The Endless Struggle: Bhopal Settlement Violated in the Labyrinth of Law
India Legal|December 21, 2020
The victims of “the largest peacetime industrial disaster” have not only been deprived of full compensation, but face additional threats and new insecurities. The callous indifference of the bureaucracy and politicians has made matters worse
Prof Upendra Baxi
The Endless Struggle: Bhopal Settlement Violated in the Labyrinth of Law

DECEMBER 2-3 marked the 36th Bhopal catastrophe anniversary. But only for valiant survivors and victims of successive Bhopal catastrophes1 , not for Madhya Pradesh or the Union government. And by the time this article is published, India would have again celebrated International Human Rights Day on December 10.

Anniversaries come and go, so do chief ministers and prime ministers, but the plight of the Bhopal survivors remains the same.

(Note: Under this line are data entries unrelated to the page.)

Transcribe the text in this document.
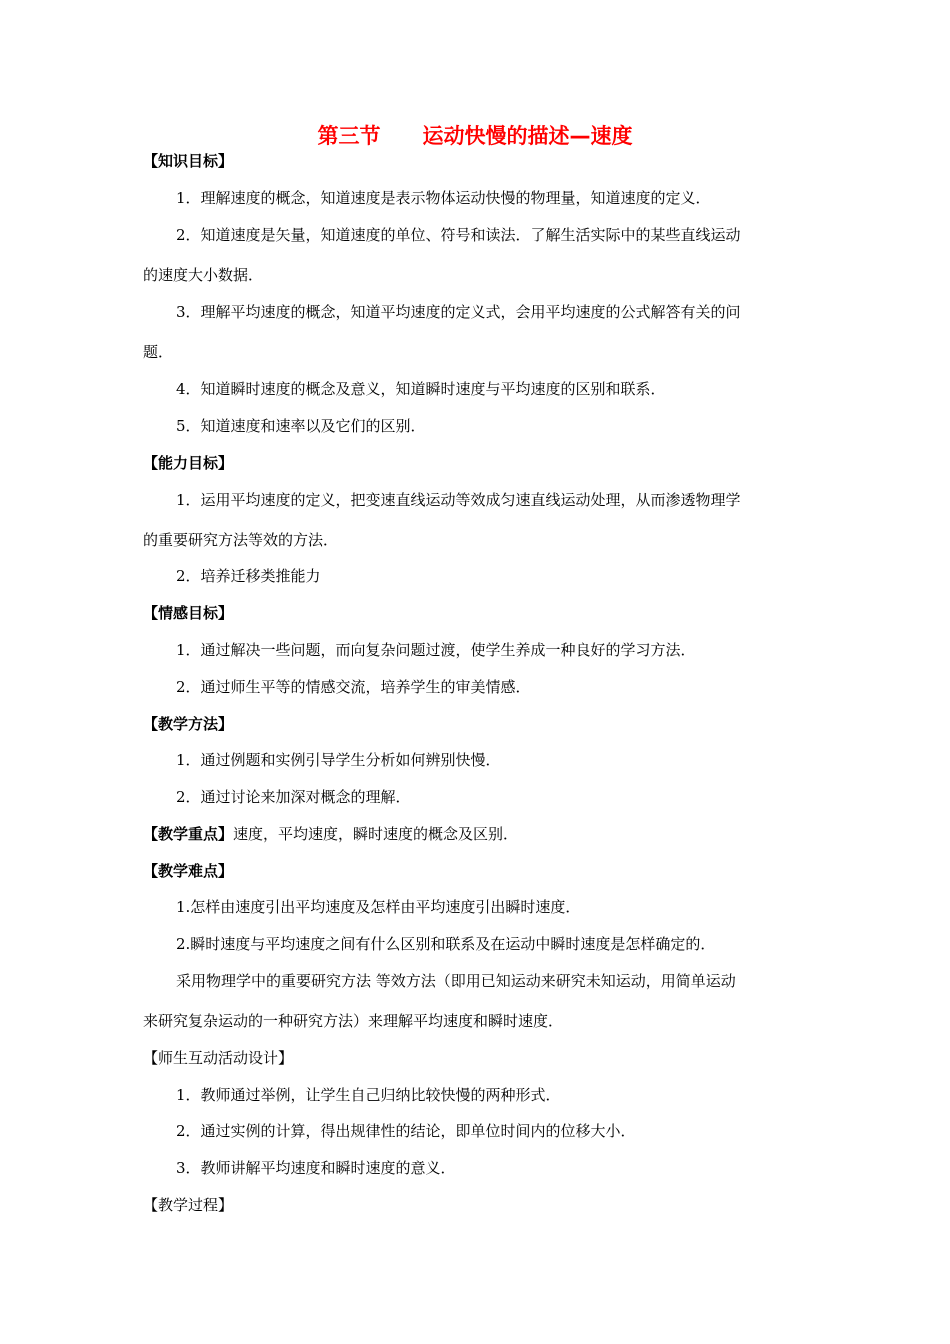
第三节　　运动快慢的描述—速度
【知识目标】
1．理解速度的概念，知道速度是表示物体运动快慢的物理量，知道速度的定义．
2．知道速度是矢量，知道速度的单位、符号和读法．了解生活实际中的某些直线运动
的速度大小数据．
3．理解平均速度的概念，知道平均速度的定义式，会用平均速度的公式解答有关的问
题．
4．知道瞬时速度的概念及意义，知道瞬时速度与平均速度的区别和联系．
5．知道速度和速率以及它们的区别．
【能力目标】
1．运用平均速度的定义，把变速直线运动等效成匀速直线运动处理，从而渗透物理学
的重要研究方法等效的方法．
2．培养迁移类推能力
【情感目标】
1．通过解决一些问题，而向复杂问题过渡，使学生养成一种良好的学习方法．
2．通过师生平等的情感交流，培养学生的审美情感．
【教学方法】
1．通过例题和实例引导学生分析如何辨别快慢．
2．通过讨论来加深对概念的理解．
【教学重点】速度，平均速度，瞬时速度的概念及区别．
【教学难点】
1.怎样由速度引出平均速度及怎样由平均速度引出瞬时速度．
2.瞬时速度与平均速度之间有什么区别和联系及在运动中瞬时速度是怎样确定的．
采用物理学中的重要研究方法 等效方法（即用已知运动来研究未知运动，用简单运动
来研究复杂运动的一种研究方法）来理解平均速度和瞬时速度．
【师生互动活动设计】
1．教师通过举例，让学生自己归纳比较快慢的两种形式．
2．通过实例的计算，得出规律性的结论，即单位时间内的位移大小．
3．教师讲解平均速度和瞬时速度的意义．
【教学过程】
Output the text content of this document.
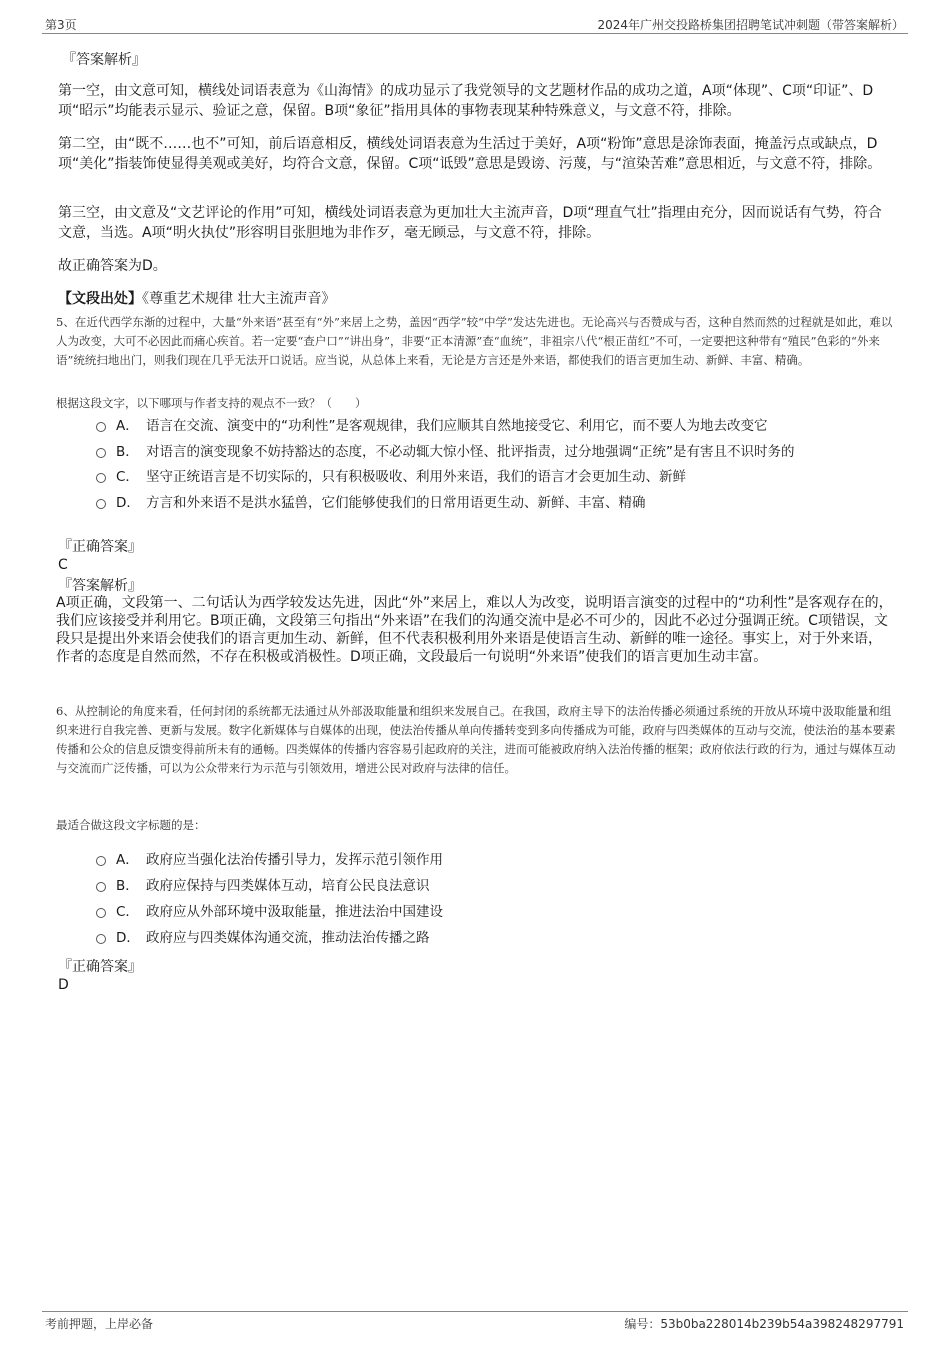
第3页	2024年广州交投路桥集团招聘笔试冲刺题（带答案解析）
『答案解析』
第一空，由文意可知，横线处词语表意为《山海情》的成功显示了我党领导的文艺题材作品的成功之道，A项“体现”、C项“印证”、D项“昭示”均能表示显示、验证之意，保留。B项“象征”指用具体的事物表现某种特殊意义，与文意不符，排除。
第二空，由“既不……也不”可知，前后语意相反，横线处词语表意为生活过于美好，A项“粉饰”意思是涂饰表面，掩盖污点或缺点，D项“美化”指装饰使显得美观或美好，均符合文意，保留。C项“诋毁”意思是毁谤、污蔑，与“渲染苦难”意思相近，与文意不符，排除。
第三空，由文意及“文艺评论的作用”可知，横线处词语表意为更加壮大主流声音，D项“理直气壮”指理由充分，因而说话有气势，符合文意，当选。A项“明火执仗”形容明目张胆地为非作歹，毫无顾忌，与文意不符，排除。
故正确答案为D。
【文段出处】《尊重艺术规律 壮大主流声音》
5、在近代西学东渐的过程中，大量“外来语”甚至有“外”来居上之势，盖因“西学”较“中学”发达先进也。无论高兴与否赞成与否，这种自然而然的过程就是如此，难以人为改变，大可不必因此而痛心疾首。若一定要“查户口”“讲出身”，非要“正本清源”查“血统”，非祖宗八代“根正苗红”不可，一定要把这种带有“殖民”色彩的“外来语”统统扫地出门，则我们现在几乎无法开口说话。应当说，从总体上来看，无论是方言还是外来语，都使我们的语言更加生动、新鲜、丰富、精确。
根据这段文字，以下哪项与作者支持的观点不一致？（　　）
A． 语言在交流、演变中的“功利性”是客观规律，我们应顺其自然地接受它、利用它，而不要人为地去改变它
B． 对语言的演变现象不妨持豁达的态度，不必动辄大惊小怪、批评指责，过分地强调“正统”是有害且不识时务的
C． 坚守正统语言是不切实际的，只有积极吸收、利用外来语，我们的语言才会更加生动、新鲜
D． 方言和外来语不是洪水猛兽，它们能够使我们的日常用语更生动、新鲜、丰富、精确
『正确答案』
C
『答案解析』
A项正确，文段第一、二句话认为西学较发达先进，因此“外”来居上，难以人为改变，说明语言演变的过程中的“功利性”是客观存在的，我们应该接受并利用它。B项正确，文段第三句指出“外来语”在我们的沟通交流中是必不可少的，因此不必过分强调正统。C项错误，文段只是提出外来语会使我们的语言更加生动、新鲜，但不代表积极利用外来语是使语言生动、新鲜的唯一途径。事实上，对于外来语，作者的态度是自然而然，不存在积极或消极性。D项正确，文段最后一句说明“外来语”使我们的语言更加生动丰富。
6、从控制论的角度来看，任何封闭的系统都无法通过从外部汲取能量和组织来发展自己。在我国，政府主导下的法治传播必须通过系统的开放从环境中汲取能量和组织来进行自我完善、更新与发展。数字化新媒体与自媒体的出现，使法治传播从单向传播转变到多向传播成为可能，政府与四类媒体的互动与交流，使法治的基本要素传播和公众的信息反馈变得前所未有的通畅。四类媒体的传播内容容易引起政府的关注，进而可能被政府纳入法治传播的框架；政府依法行政的行为，通过与媒体互动与交流而广泛传播，可以为公众带来行为示范与引领效用，增进公民对政府与法律的信任。
最适合做这段文字标题的是：
A． 政府应当强化法治传播引导力，发挥示范引领作用
B． 政府应保持与四类媒体互动，培育公民良法意识
C． 政府应从外部环境中汲取能量，推进法治中国建设
D． 政府应与四类媒体沟通交流，推动法治传播之路
『正确答案』
D
考前押题，上岸必备	编号：53b0ba228014b239b54a398248297791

Theirs is the estate of suffering and struggle, but increasingly, Generation X and beyond have no meaning or use for them. For them, the event occurred a long time ago, before they were born, school and college curricula have no mention of them and the booming, buzzing chaos that is social media has no time or inclination to engage and sustain old struggles. At any rate, moving on means coping with the struggles of the day. They are concerned with new injustices, and recalling old sorrows does not quite help. Let the bygones perish because they already have; what matters is the near and median future.

While there is much going for this kind of presentism, there is also much to be learned from the immediate and distant past. Society is doomed to oblivion when it obliterates from human memory the injustices of the recent past. In fact, injustices at least defined as evils that could have been avoided or ameliorated can never be past; they need to be tackled in the present and future. Not in vain did Czech novelist Milan Kundera declare that the struggle of men (and I add women) for justice is the struggle of memory over forgetfulness. And following Kundera, as I said at the first anniversary of the Bhopal catastrophe, contrary to the public adage public memory is not short; the truth is that it is made short by forces of domination and imperialism.